O Pagode da Justiça!

Isaltino Morais está mais que condenado pelos crimes que cometeu e que conseguiram ser provados, o que não foi tarefa fácil. A partir da condenação, recursos somam-se a recursos seguindo um programa estabelecido para esgotar o calendário até os crimes prescreverem e evitarem a prisão.
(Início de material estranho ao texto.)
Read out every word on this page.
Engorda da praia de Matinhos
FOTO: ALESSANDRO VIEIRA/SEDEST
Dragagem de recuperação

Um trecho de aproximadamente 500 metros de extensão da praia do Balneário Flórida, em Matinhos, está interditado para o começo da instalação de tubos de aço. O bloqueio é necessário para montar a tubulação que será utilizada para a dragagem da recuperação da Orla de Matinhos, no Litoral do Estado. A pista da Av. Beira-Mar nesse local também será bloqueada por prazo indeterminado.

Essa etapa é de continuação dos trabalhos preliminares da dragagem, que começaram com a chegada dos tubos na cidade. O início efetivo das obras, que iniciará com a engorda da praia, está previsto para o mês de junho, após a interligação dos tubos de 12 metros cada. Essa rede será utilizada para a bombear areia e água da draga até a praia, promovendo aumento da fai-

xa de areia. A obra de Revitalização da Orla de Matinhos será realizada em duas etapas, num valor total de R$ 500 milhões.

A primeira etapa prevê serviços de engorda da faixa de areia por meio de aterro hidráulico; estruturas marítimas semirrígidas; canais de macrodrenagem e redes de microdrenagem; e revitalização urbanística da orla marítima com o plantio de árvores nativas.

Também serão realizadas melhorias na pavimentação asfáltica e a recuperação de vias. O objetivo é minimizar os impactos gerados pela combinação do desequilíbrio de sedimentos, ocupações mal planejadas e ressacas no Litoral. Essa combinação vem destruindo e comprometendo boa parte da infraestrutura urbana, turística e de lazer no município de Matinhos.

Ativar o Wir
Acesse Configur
Quer dizer, quando o último recurso possível for indeferido, confirmando os crimes que conseguiram ser provados, esses mesmos crimes prescreveram. Por mais voltas que se dê, isto é de uma irracionalidade que não dá para entender.

Ninguém de bom senso percebe como é possível o calendário para a prescrição não ficar suspenso enquanto os recursos, sejam da defesa ou da acusação, estão a ser avaliados. Tornando os recursos um instrumento jurídico cuja única finalidade parece ser deixar correr a areia na ampulheta, até se esgotar.
Ninguém percebe como é possível e aceitável aquela enormidade de recursos. Como não se percebe como é possível arrolar números astronómicos de testemunhas para um julgamento se prolongar anos e anos. Como já não se percebe que justiça se pratica, mesmo sabendo que justiça e direito são coisas distintas e que o direito é sempre o direito do mais forte à liberdade.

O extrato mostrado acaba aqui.